Nearly all respondents identified a need for project presenters to be better prepared for the day, and to have better support and direction from organisers in this respect prior to the exchange. In particular, project presenters needed more advance information about the exchange themes so that they could make best use of expertise available to them in the exchange. Conversely, other exchange participants (the experts) needed clearer direction on the tone of engagement with project presenters, and this needed to be reinforced by the researchers tasked with the job of convening each themed table of participants. One project presenter commented, ‘some experts may like to look at communication skills – sharing in conversation’. Other suggested improvements included more time for each rotation (Spurgeon and Heck 2013: 7).

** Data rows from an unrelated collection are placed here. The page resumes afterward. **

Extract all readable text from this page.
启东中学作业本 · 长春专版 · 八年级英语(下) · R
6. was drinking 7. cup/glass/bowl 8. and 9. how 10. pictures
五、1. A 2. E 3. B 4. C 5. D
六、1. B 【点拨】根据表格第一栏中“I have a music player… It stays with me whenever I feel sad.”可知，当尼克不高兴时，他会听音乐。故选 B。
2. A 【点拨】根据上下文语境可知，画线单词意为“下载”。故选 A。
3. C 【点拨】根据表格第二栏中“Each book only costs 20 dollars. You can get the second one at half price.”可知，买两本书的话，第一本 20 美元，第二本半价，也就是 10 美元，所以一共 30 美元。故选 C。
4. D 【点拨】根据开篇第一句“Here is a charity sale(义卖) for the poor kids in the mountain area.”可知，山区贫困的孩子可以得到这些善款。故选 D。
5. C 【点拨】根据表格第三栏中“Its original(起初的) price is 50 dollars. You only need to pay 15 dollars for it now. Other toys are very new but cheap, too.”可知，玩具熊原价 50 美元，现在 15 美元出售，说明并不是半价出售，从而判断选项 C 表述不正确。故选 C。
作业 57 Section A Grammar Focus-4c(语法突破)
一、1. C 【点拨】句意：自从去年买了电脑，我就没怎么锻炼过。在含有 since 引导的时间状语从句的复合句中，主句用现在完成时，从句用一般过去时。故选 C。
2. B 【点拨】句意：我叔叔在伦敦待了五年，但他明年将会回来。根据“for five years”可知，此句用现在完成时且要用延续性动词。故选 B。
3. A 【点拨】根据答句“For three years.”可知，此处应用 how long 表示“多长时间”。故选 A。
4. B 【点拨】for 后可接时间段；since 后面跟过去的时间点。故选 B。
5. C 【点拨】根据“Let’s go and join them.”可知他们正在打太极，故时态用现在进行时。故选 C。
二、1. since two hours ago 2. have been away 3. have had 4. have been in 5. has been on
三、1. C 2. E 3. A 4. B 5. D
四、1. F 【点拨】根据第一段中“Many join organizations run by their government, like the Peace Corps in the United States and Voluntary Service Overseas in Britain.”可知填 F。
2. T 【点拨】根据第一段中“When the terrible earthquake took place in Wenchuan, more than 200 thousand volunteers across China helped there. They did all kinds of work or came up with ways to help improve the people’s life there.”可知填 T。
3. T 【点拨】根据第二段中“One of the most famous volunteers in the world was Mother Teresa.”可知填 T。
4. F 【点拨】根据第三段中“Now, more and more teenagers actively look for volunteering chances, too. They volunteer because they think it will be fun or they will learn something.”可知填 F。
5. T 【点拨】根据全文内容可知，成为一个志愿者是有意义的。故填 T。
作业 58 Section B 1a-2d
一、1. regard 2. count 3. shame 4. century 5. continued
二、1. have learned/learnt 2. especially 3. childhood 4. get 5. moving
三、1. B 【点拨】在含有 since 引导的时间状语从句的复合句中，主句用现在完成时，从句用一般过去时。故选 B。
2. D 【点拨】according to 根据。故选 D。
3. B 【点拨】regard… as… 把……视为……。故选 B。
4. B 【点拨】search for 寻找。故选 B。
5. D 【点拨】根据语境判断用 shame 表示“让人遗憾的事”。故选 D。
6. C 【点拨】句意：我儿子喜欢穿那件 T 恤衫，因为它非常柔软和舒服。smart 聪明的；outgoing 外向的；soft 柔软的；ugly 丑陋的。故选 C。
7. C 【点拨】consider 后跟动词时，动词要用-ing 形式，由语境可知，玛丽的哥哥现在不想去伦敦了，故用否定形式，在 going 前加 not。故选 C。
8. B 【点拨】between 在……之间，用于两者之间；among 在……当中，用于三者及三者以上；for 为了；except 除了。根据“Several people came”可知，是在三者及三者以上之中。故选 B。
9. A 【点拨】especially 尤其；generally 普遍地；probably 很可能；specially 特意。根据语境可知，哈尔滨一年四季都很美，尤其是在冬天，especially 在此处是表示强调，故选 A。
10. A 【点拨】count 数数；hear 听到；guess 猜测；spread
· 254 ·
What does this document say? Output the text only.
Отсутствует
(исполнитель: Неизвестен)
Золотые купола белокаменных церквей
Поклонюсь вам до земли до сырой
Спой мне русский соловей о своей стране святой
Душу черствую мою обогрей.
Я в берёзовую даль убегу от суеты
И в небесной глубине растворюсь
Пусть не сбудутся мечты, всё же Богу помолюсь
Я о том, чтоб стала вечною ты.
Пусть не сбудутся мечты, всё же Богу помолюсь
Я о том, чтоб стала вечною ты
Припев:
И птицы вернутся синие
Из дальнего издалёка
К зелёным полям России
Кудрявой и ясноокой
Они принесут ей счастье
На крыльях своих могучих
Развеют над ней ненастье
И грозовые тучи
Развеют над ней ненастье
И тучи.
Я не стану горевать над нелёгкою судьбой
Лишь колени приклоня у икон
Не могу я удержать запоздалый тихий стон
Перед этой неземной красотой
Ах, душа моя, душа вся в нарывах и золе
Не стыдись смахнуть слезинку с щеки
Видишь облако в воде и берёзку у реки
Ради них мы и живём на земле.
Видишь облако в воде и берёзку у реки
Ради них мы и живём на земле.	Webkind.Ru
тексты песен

As an exercise in better mapping the tacit and broad ranging knowledge of all participants (media-makers, community broadcasters and community artist/activists) the exchange proved fruitful. However it also provided evidence in action of the obstacles to sharing this knowledge in a mutually respectful manner that facilitates project development. The research team concluded (among other points) that a more formal guide and/or professional development activity might be useful as a response to an emerging central question of how media-makers/communities overcome the various knowledge gaps that thwart co-creative media development and production (Spurgeon 2013). This would certainly define the nature of engagement between media-makers and consultant/advisors but also constitutes a shift away from co-creative exchange between participants with different but equally valid knowledge bases. In a more formalised activity or guide, advisors might facilitate the networked identity work undertaken by media-makers on behalf of their community teams and projects. Conversely a provocative development exercise might ask community collaborators, technical experts, funders, broadcasters, researchers and audiences to consider and map what role they play in the networks that constitute project identities. Do they regard themselves as creative contributors with agency? Do they seek ownership? Or are they chiefly facilitators of a co-creative process among others? How should they articulate their contributions? Negotiating a project identity in this instance becomes a process of determining what all stake-holders might wish to contribute, and what influence this may have on the project’s narrative form.

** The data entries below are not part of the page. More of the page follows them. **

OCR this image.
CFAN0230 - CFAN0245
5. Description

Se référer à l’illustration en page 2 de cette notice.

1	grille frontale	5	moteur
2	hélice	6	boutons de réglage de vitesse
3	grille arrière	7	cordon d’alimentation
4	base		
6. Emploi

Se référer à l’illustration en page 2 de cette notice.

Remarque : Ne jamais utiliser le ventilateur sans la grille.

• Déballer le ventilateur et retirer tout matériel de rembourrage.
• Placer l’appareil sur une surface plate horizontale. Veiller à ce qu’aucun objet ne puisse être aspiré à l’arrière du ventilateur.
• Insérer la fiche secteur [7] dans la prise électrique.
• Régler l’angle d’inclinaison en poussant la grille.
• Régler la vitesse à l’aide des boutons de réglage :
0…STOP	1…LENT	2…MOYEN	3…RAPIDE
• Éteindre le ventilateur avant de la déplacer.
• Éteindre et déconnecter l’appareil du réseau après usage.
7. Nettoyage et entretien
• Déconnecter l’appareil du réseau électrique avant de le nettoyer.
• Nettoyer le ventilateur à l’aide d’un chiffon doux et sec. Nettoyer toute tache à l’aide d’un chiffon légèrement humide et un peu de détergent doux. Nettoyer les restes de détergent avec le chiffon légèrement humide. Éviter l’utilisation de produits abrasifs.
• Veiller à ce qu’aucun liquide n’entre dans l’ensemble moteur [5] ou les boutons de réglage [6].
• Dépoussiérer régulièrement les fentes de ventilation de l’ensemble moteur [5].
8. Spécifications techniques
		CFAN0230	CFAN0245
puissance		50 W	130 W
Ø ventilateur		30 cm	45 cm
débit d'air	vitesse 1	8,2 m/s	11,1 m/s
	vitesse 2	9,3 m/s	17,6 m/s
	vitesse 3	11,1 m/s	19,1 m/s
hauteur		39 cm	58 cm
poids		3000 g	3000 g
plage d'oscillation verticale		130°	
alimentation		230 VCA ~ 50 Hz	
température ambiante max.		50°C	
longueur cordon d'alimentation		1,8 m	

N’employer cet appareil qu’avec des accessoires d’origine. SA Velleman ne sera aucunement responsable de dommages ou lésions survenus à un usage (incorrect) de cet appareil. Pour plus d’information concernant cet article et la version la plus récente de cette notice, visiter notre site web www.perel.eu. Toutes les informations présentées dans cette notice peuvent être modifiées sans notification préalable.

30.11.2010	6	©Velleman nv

It should be said however that workshop processes that call for acknowledgment of power and privilege are not always comfortable or successful. Narrative practices applied in social justice contexts highlight the many difficulties implicit in recognising socially embedded hierarchy (Freedman & Combs 1996) and political philosophers point out the impediments to listening across differences let alone overcoming them (Young 2011). The Co-Creative Communities Exchange was, in this regard, perhaps overly ambitious in its stated objectives. Nevertheless the experience provided an opportunity to reflect upon the complicated nuances of co-creativity in project development and the multivalent meanings of these processes in praxis. Several propositions for best practice in workshop facilitation emerged and require further development and clarification.

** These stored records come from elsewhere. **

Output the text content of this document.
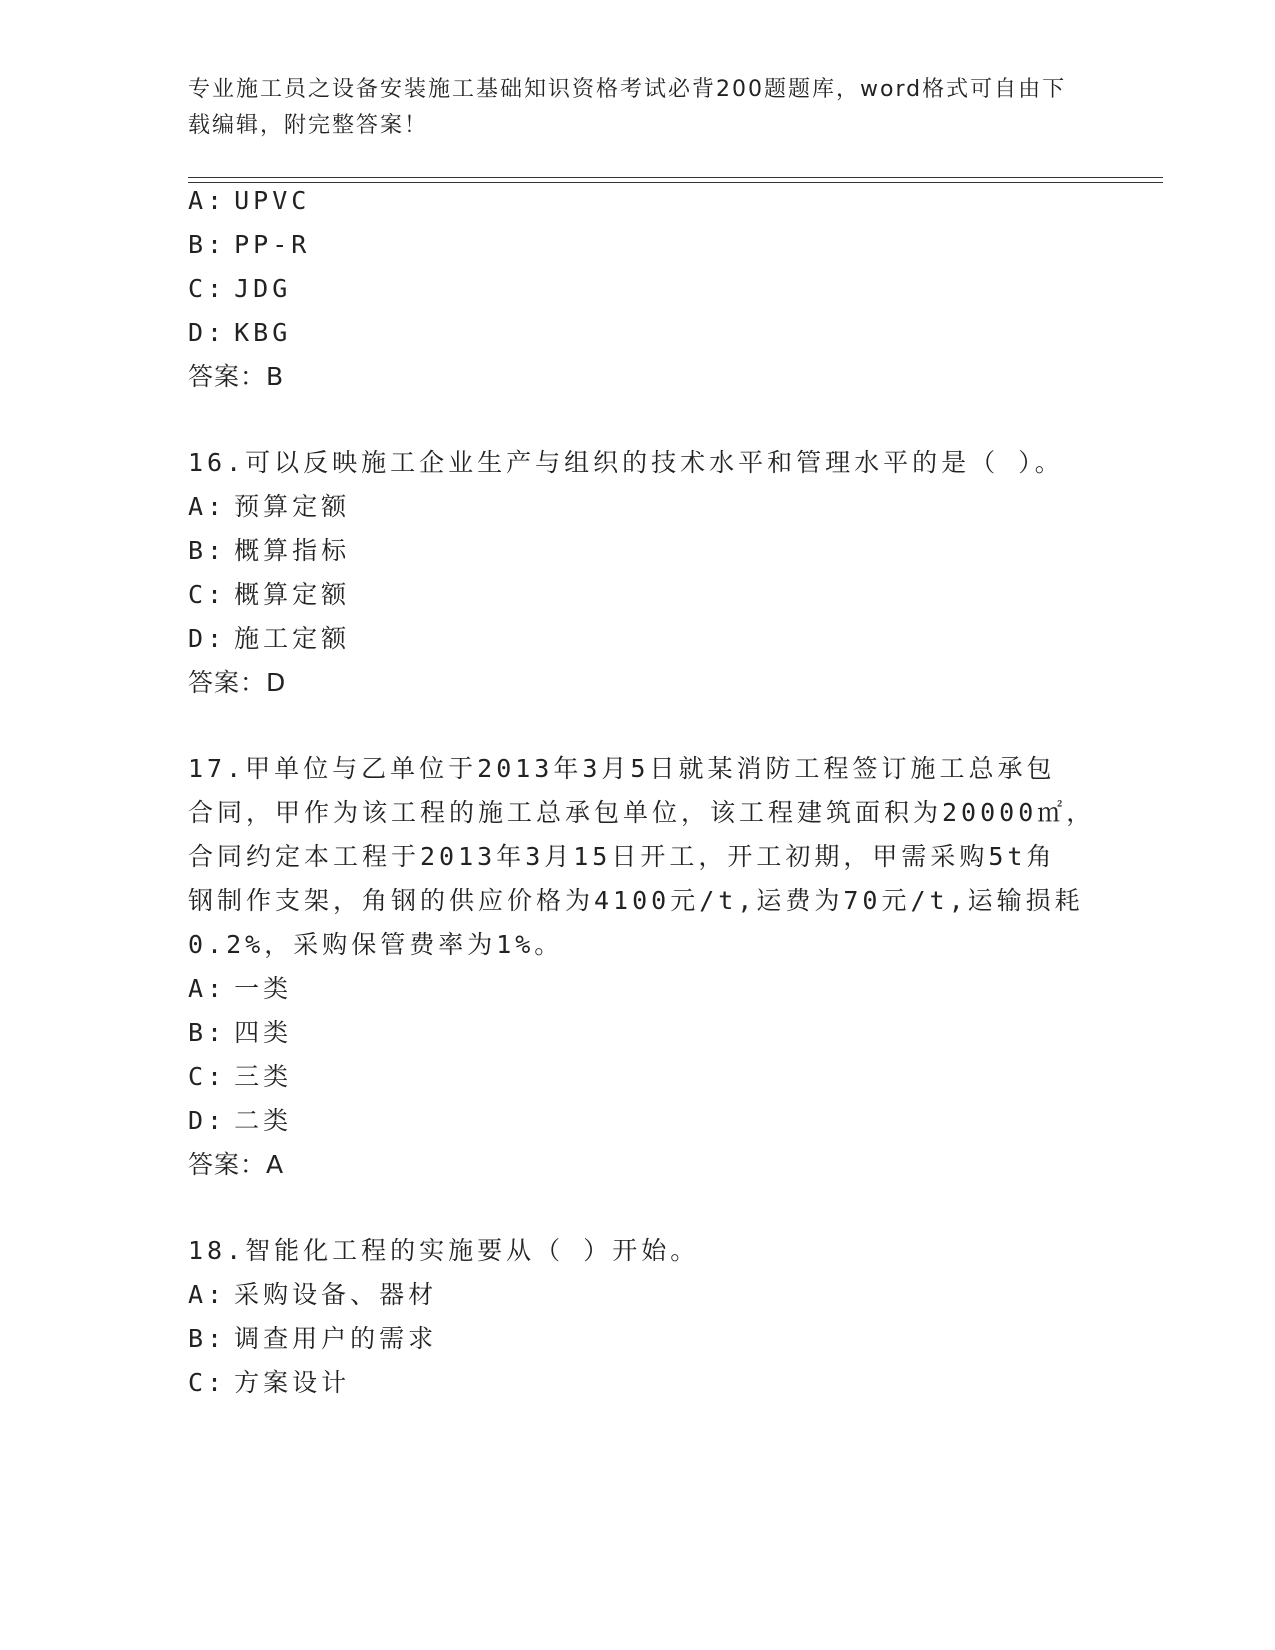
专业施工员之设备安装施工基础知识资格考试必背200题题库，word格式可自由下载编辑，附完整答案！
A: UPVC
B: PP-R
C: JDG
D: KBG
答案：B
16.可以反映施工企业生产与组织的技术水平和管理水平的是（ ）。
A: 预算定额
B: 概算指标
C: 概算定额
D: 施工定额
答案：D
17.甲单位与乙单位于2013年3月5日就某消防工程签订施工总承包
合同，甲作为该工程的施工总承包单位，该工程建筑面积为20000㎡，
合同约定本工程于2013年3月15日开工，开工初期，甲需采购5t角
钢制作支架，角钢的供应价格为4100元/t,运费为70元/t,运输损耗
0.2%，采购保管费率为1%。
A: 一类
B: 四类
C: 三类
D: 二类
答案：A
18.智能化工程的实施要从（ ）开始。
A: 采购设备、器材
B: 调查用户的需求
C: 方案设计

Ideally, in the early stages of project development, definitions and key aspects of co-creativity would be made explicit and agreed upon by all collaborators. For facilitators, inviting media-makers to undertake ‘networked identity work’ rather than ‘networking’ might enhance project development. Conversely, inviting facilitators, researchers and media experts to undertake networked identity work in relation to the projects and communities they endeavour to support may shed light upon previously obscure obstacles and opportunities, and certainly bring about greater awareness of their contributions and limitations.